Do you classify web sites per URL?

Classification per URL term is overused in the industry, it gives the false sense that every URL is classified and some companies boast that they are classifying billions of URLs, in reality what happens is that there are number of domains that are indeed checked per URL, and the rest are considered as one category for the entire domain.

The best example for that would be Wikipedia, in our service we classify it as reference (for the entire domain), you can test any Wikipedia volume with the competing services that claim per URL classification and see that it is classified as reference (or similar) regardless of the topic of the volume.

Can you classify per URL?

We have an option to request the server to classify a URL on the fly, regardless of the domain category, this can be used for instances that the client requires to go even deeper with sites like YouTube, Wikipedia, etc.

We also have the Komodia PerPageSDK that allows you to classify each page on the fly at the client level.

Do you classify web searches?

Yes, the server detects when a URL is for a search engine and part of a search query, it will extract the keyword and classify the keyword with the database of over 12 million keywords and phrases in 20 languages.

Do you classify a keywords or phrases?

Yes, the server can accept a single keyword or a phrase for classification.

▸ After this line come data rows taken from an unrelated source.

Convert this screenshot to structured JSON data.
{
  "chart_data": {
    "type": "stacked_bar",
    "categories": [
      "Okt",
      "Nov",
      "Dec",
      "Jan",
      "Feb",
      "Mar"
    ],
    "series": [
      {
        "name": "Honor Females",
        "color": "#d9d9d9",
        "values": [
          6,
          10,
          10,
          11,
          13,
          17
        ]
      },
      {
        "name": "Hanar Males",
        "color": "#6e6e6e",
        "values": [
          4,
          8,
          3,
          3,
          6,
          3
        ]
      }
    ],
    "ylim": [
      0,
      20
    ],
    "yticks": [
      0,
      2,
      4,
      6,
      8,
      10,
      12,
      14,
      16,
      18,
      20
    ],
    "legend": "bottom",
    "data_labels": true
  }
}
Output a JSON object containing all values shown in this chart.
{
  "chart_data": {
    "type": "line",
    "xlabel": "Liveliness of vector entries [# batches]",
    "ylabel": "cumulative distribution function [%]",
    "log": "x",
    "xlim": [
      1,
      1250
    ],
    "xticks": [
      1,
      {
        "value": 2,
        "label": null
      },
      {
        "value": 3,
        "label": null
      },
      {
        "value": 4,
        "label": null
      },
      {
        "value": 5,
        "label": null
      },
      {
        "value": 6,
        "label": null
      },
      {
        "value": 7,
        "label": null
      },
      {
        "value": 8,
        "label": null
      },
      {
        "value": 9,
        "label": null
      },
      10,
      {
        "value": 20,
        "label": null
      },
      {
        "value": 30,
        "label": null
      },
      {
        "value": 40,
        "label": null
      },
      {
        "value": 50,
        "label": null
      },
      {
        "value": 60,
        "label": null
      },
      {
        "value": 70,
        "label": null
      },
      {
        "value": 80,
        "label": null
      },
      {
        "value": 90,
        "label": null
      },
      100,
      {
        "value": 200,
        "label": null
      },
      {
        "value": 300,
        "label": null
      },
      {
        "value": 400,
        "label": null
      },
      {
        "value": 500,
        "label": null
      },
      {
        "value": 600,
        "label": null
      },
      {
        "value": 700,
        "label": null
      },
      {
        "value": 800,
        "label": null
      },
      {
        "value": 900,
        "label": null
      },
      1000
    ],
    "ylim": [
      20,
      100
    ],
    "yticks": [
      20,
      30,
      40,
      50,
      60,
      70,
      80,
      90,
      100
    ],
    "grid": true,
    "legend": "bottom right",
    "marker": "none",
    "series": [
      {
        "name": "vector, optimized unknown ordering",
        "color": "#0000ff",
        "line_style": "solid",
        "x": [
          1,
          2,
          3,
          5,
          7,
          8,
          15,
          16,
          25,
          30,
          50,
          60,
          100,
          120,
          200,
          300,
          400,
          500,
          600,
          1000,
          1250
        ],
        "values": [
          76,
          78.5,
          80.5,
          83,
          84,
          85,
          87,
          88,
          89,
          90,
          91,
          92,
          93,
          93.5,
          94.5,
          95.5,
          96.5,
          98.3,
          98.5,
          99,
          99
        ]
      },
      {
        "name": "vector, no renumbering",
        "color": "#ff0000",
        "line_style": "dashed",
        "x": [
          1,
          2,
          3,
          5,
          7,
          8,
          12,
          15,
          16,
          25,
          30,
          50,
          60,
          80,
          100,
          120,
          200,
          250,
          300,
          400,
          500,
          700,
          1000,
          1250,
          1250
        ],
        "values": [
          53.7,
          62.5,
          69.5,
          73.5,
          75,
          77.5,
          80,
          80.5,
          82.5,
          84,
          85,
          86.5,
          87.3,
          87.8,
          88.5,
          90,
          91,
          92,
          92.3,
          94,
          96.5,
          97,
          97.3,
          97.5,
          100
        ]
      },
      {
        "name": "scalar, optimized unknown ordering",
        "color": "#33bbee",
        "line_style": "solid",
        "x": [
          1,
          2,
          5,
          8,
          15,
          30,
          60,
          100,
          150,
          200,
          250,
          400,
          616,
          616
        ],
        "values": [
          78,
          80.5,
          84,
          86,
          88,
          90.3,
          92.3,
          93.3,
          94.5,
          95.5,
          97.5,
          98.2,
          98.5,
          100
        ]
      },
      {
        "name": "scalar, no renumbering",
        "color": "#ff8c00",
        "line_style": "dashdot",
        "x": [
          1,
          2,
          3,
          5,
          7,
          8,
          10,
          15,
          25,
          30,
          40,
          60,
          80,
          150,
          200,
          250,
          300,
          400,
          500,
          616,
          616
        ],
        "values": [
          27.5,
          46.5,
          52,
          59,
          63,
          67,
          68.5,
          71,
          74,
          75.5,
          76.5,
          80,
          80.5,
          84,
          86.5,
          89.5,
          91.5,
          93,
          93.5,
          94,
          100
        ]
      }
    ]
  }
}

Do you classify web sites manually?

Some of the URLs are classified manually, but most of the classification is done by algorithms, some companies claim they classify all web page manually, we find that hard to believe since some sites has over 90 million different sub sites, for example if you run this query with Google: “site:blogger.com” you’ll see how many blogger sub sites and pages exists, you can’t classify this amount manually.

How do you handle new web site?

When we get a request for a new web site the server classify it on the fly (so you don’t have to wait for someone to review it) and adds it to our sites database.

Do you classify images?

There’s no reliable technology to do image classification, there are attempts to use computer vision but they have 50% false positive rate. Images are classified as the domain is, or if you plan to filter image search, you can filter the search phrase itself.

It’s important to understand that images are coming in context (HTML, Search phrase) and the context is what gives away the category.

How many URLs are in your database?

This question is relevant when you’re unable to classify web pages in real time, so beyond a certain number of URLs this number have no meaning when you do on the fly classification like Komodia.

Anyways in our database we have 10 millions URLs.

What is your service coverage?

Our servers are located strategically around the globe to give good coverage for end users from different geography, in case we have a client that has most of his users from one country we may add a server specifically for that country.

How often do you update your database?

We are updating our results every 7-10 days.

Who needs to manage the servers?

We manage Komodia’s servers which are accessed by all our clients, you can request a dedicated server just for your clients, we can manage it for you, or you can manage it yourself.

Can I manage my own server?

Some companies prefer to manage their own server for security reasons, we can provide the server software for deployment at clients’ site.

How can you offer such a low price vs. the competition?

We spent one year designing the server with a perquisite that it will be cheap to maintain and not require large teams of professional which is required for companies running old generation classifiers.